月九のだめカンタービレ第五話
フジテレビ系。月九ドラマ「のだめカンタービレ」。第五話。
原作:二ノ宮知子『のだめカンタービレ』(講談社「月刊Kiss」)。脚本:衛藤凛。音楽:服部隆之。主題曲(序曲):ベートーフェン「交響曲第七番イ長調op.92」/(終曲):ガーシュウィン「ラプソディー・イン・ブルー」。プロデュース:若松央樹&清水一幸。制作:フジテレビドラマ制作センター。演出:川村泰祐。
桃ヶ丘音楽大学の学園祭における演奏会。一つ甚だ不満だったのは、「Sオケ」の演奏したガーシュウィン作曲ラプソディー・イン・ブルーが原作から余りにも懸け離れていたこと。

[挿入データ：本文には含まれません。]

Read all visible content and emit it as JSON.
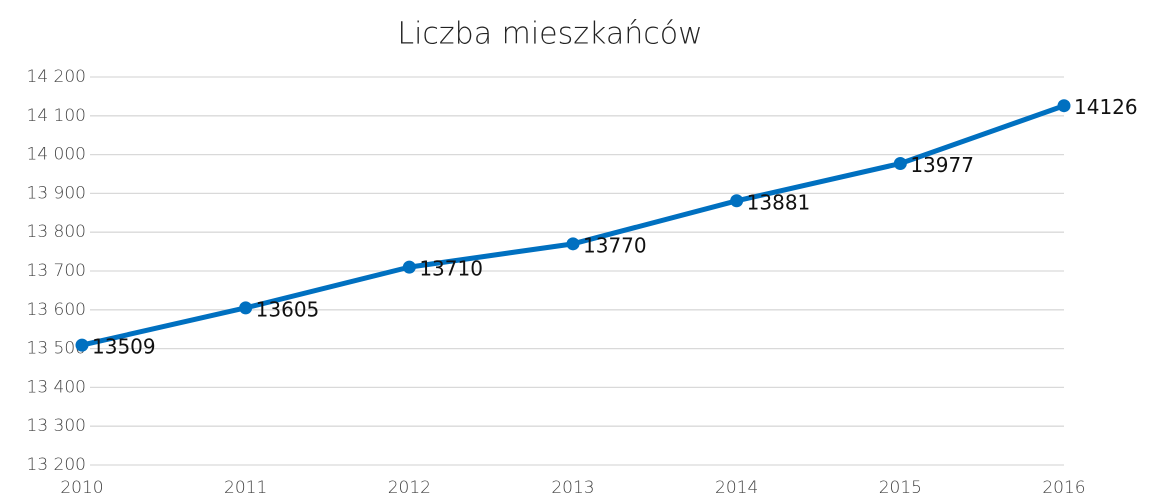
{
  "chart_data": {
    "type": "line",
    "title": "Liczba mieszkańców",
    "x": [
      2010,
      2011,
      2012,
      2013,
      2014,
      2015,
      2016
    ],
    "xlim": [
      2010,
      2016
    ],
    "xticks": [
      2010,
      2011,
      2012,
      2013,
      2014,
      2015,
      2016
    ],
    "series": [
      {
        "name": "Liczba mieszkańców",
        "color": "#0070c0",
        "values": [
          13509,
          13605,
          13710,
          13770,
          13881,
          13977,
          14126
        ]
      }
    ],
    "ylim": [
      13200,
      14200
    ],
    "yticks": [
      {
        "value": 13200,
        "label": "13 200"
      },
      {
        "value": 13300,
        "label": "13 300"
      },
      {
        "value": 13400,
        "label": "13 400"
      },
      {
        "value": 13500,
        "label": "13 500"
      },
      {
        "value": 13600,
        "label": "13 600"
      },
      {
        "value": 13700,
        "label": "13 700"
      },
      {
        "value": 13800,
        "label": "13 800"
      },
      {
        "value": 13900,
        "label": "13 900"
      },
      {
        "value": 14000,
        "label": "14 000"
      },
      {
        "value": 14100,
        "label": "14 100"
      },
      {
        "value": 14200,
        "label": "14 200"
      }
    ],
    "grid": true
  }
}
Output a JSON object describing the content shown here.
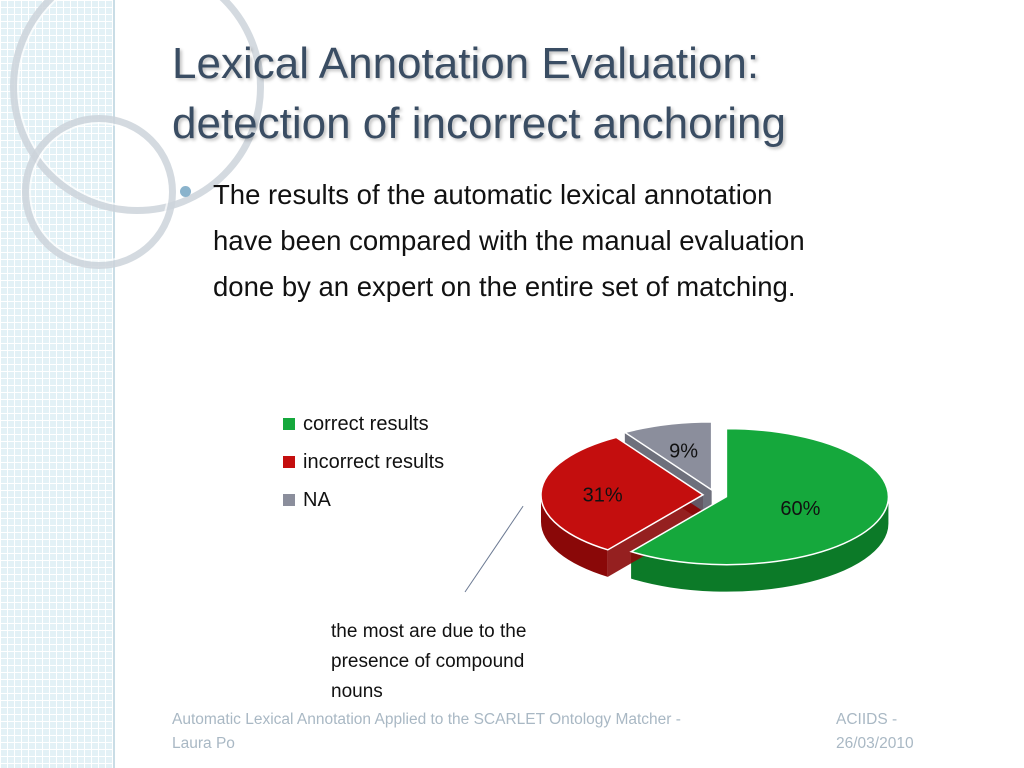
{
  "slide": {
    "title_line1": "Lexical Annotation Evaluation:",
    "title_line2": "detection of incorrect anchoring",
    "bullet_line1": "The results of the automatic lexical annotation",
    "bullet_line2": "have been compared with the manual evaluation",
    "bullet_line3": "done by an expert on the entire set of matching.",
    "note_line1": "the most are due to the",
    "note_line2": "presence of compound",
    "note_line3": "nouns",
    "footer_left_line1": "Automatic Lexical Annotation Applied to the SCARLET Ontology Matcher -",
    "footer_left_line2": "Laura Po",
    "footer_right_line1": "ACIIDS -",
    "footer_right_line2": "26/03/2010"
  },
  "chart_data": {
    "type": "pie",
    "categories": [
      "correct results",
      "incorrect results",
      "NA"
    ],
    "values": [
      60,
      31,
      9
    ],
    "data_labels": [
      "60%",
      "31%",
      "9%"
    ],
    "colors": [
      "#15a83c",
      "#c40e0e",
      "#8b8e9c"
    ],
    "side_colors": [
      "#0c7a28",
      "#8a0808",
      "#5e616e"
    ],
    "legend_position": "top-left",
    "exploded": true,
    "three_d": true
  }
}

楽器編成に関する編曲は作品に新鮮味を与え得るが、曲そのものの形に関する編曲は往々作品の生命を弱らせることにしかならない。しかるに今宵のあの演奏の場合、曲を形作る各部分の順番までも大幅に変更してしまったため、作品の生命を奪い去ってしまったのだ。映像作家の大根仁は映画「スウィングガールズ」の最終場について「肝心の演奏が全然スウィングしていない」と厳しく評したことがあったかと記憶するが、その評言は「Sオケ」ラプソディー・イン・ブルー演奏にこそ当て嵌まると云えるかもしれない。でも、それは今宵の場合、演奏や楽器の問題であるよりは曲それ自体の改変による音楽の破壊の問題なのだ。
とはいえ音楽大学の学生として過ごした四年間の最後を飾るはずの演奏会を存分に楽しんでいた峰龍太郎(瑛太)率いる「Sオケ」衆の余裕の盛り上がり様に比して、自ら熱心に売り込んで頼み込んで漸く指揮者に抜擢してもらった大河内守(遠藤雄弥)が「Sオケ」を前に必死の形相で指揮棒を振っていたのは面白かった。「この学校で二番目に有名な指揮科の大河内」を自称し続けてきた彼のことを知る者は「Sオケ」に一人もなく、有名でも何でもなかったわけだが、ともあれ彼もまた「Sオケ」衆と同じく、学生生活の最後に一度でも華やかな演奏会の舞台に立ちたかったわけなのだろう。
千秋真一(玉木宏)が既に野田恵(上野樹里)のいない生活を物足りなく思うようになっていたのも面白かった。野田恵の顔を見た瞬間に彼が笑顔になっていたのは今宵の第五話における一番の見所だったろう。